Twenty years ago in the United States, the price of a middle of the range home would have represented about five years of income for the house-holder.

Now, it's nearly eight years.

No crystal ball

But there are some signs that the peak may have been reached: the seemingly relentless rise in applications for mortgages has shown signs of wavering recently.

Certainly, one of the best observers of markets believes that the rise in property prices has been driven by speculation.

Yale economist Robert Shiller wrote at the end of the 90s about the bust that was waiting to happen.

His book Irrational Exuberance was published in March 2000 as the market started to turn.

He's now up-dated it with a focus on the property market.

"There is no hope of explaining home prices solely in terms of population, building costs or interest rates. None of these can explain the 'rocket taking off' effect starting around 1998.
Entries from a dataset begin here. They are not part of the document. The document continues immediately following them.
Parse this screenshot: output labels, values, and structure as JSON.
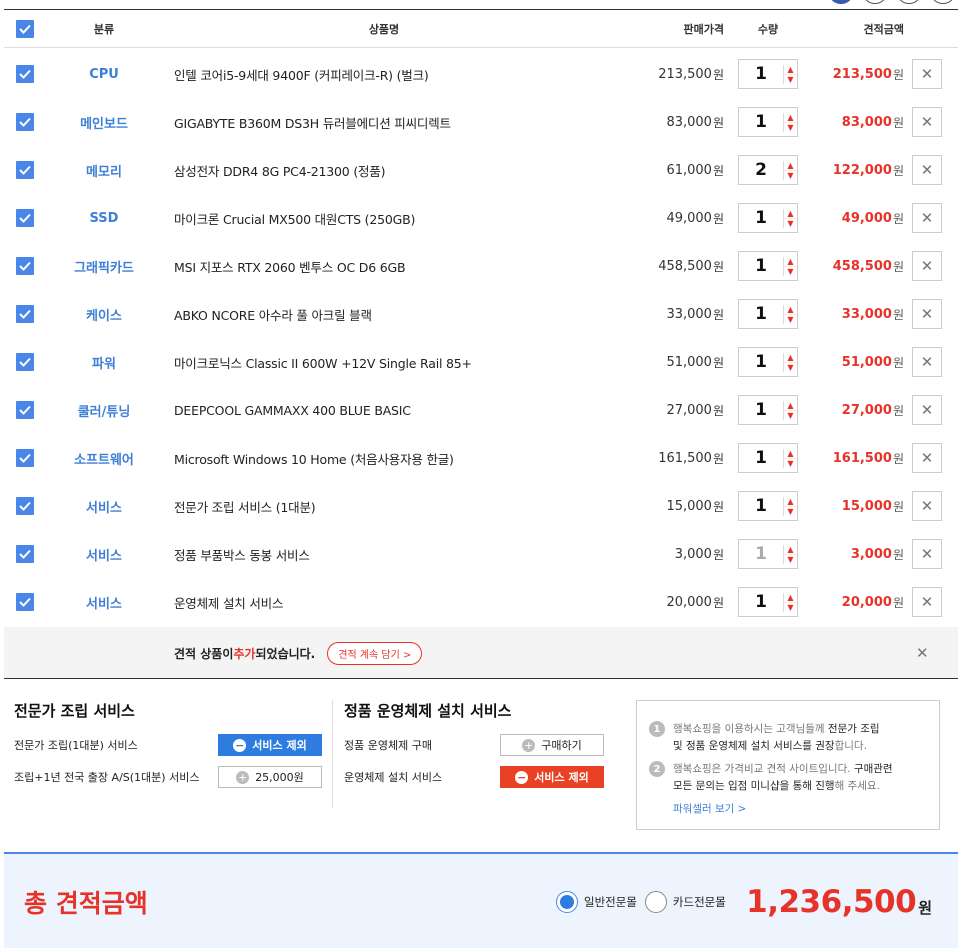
{
  "header": {
    "category": "분류",
    "name": "상품명",
    "price": "판매가격",
    "qty": "수량",
    "total": "견적금액"
  },
  "currency": "원",
  "items": [
    {
      "category": "CPU",
      "name": "인텔 코어i5-9세대 9400F (커피레이크-R) (벌크)",
      "price": "213,500",
      "qty": "1",
      "total": "213,500"
    },
    {
      "category": "메인보드",
      "name": "GIGABYTE B360M DS3H 듀러블에디션 피씨디렉트",
      "price": "83,000",
      "qty": "1",
      "total": "83,000"
    },
    {
      "category": "메모리",
      "name": "삼성전자 DDR4 8G PC4-21300 (정품)",
      "price": "61,000",
      "qty": "2",
      "total": "122,000"
    },
    {
      "category": "SSD",
      "name": "마이크론 Crucial MX500 대원CTS (250GB)",
      "price": "49,000",
      "qty": "1",
      "total": "49,000"
    },
    {
      "category": "그래픽카드",
      "name": "MSI 지포스 RTX 2060 벤투스 OC D6 6GB",
      "price": "458,500",
      "qty": "1",
      "total": "458,500"
    },
    {
      "category": "케이스",
      "name": "ABKO NCORE 아수라 풀 아크릴 블랙",
      "price": "33,000",
      "qty": "1",
      "total": "33,000"
    },
    {
      "category": "파워",
      "name": "마이크로닉스 Classic II 600W +12V Single Rail 85+",
      "price": "51,000",
      "qty": "1",
      "total": "51,000"
    },
    {
      "category": "쿨러/튜닝",
      "name": "DEEPCOOL GAMMAXX 400 BLUE BASIC",
      "price": "27,000",
      "qty": "1",
      "total": "27,000"
    },
    {
      "category": "소프트웨어",
      "name": "Microsoft Windows 10 Home (처음사용자용 한글)",
      "price": "161,500",
      "qty": "1",
      "total": "161,500"
    },
    {
      "category": "서비스",
      "name": "전문가 조립 서비스 (1대분)",
      "price": "15,000",
      "qty": "1",
      "total": "15,000"
    },
    {
      "category": "서비스",
      "name": "정품 부품박스 동봉 서비스",
      "price": "3,000",
      "qty": "1",
      "total": "3,000",
      "qty_disabled": true
    },
    {
      "category": "서비스",
      "name": "운영체제 설치 서비스",
      "price": "20,000",
      "qty": "1",
      "total": "20,000"
    }
  ],
  "notice": {
    "msg_pre": "견적 상품이 ",
    "msg_red": "추가",
    "msg_post": "되었습니다.",
    "button": "견적 계속 담기 >"
  },
  "assembly": {
    "title": "전문가 조립 서비스",
    "line1_label": "전문가 조립(1대분) 서비스",
    "line1_button": "서비스 제외",
    "line2_label": "조립+1년 전국 출장 A/S(1대분) 서비스",
    "line2_button": "25,000원"
  },
  "os_install": {
    "title": "정품 운영체제 설치 서비스",
    "line1_label": "정품 운영체제 구매",
    "line1_button": "구매하기",
    "line2_label": "운영체제 설치 서비스",
    "line2_button": "서비스 제외"
  },
  "info": {
    "item1_num": "1",
    "item1_a": "행복쇼핑을 이용하시는 고객님들께 ",
    "item1_b": "전문가 조립",
    "item1_c": "및 정품 운영체제 설치 서비스를 권장",
    "item1_d": "합니다.",
    "item2_num": "2",
    "item2_a": "행복쇼핑은 가격비교 견적 사이트입니다. ",
    "item2_b": "구매관련",
    "item2_c": "모든 문의는 입점 미니샵을 통해 진행",
    "item2_d": "해 주세요.",
    "link": "파워셀러 보기 >"
  },
  "summary": {
    "title": "총 견적금액",
    "option1": "일반전문몰",
    "option2": "카드전문몰",
    "amount": "1,236,500",
    "unit": "원"
  },
  "colors": {
    "accent_blue": "#4a86e8",
    "price_red": "#e6332a"
  }
}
"So what did cause this real estate boom in so many parts of the world? My conclusion: home-price speculation is more entrenched on a national or international scale now than ever before," Mr Shiller observes.

To my mind, Shiller's right: There has to be an element of irrational exuberance in this, fueled by the availability of cheap debt.

At some point, there's going to be a black magic moment where rising interest rates hit an economic slowdown. All of a sudden, those mortgages are going to be much tougher to keep up for a lot of people.

People may forget that Toronto's housing prices, as once example, crashed in the early 1990s and took a decade to recover.

These days, most working peoples' incomes go up by about the rate of inflation: About two to three per cent per year.

Yet housing prices have averaged six per cent increases, and in some neighborhoods in Toronto, year-over-year increases of 25 per cent have been recorded.

Those who don't think housing values can be volatile might be in for a rude shock one of these days.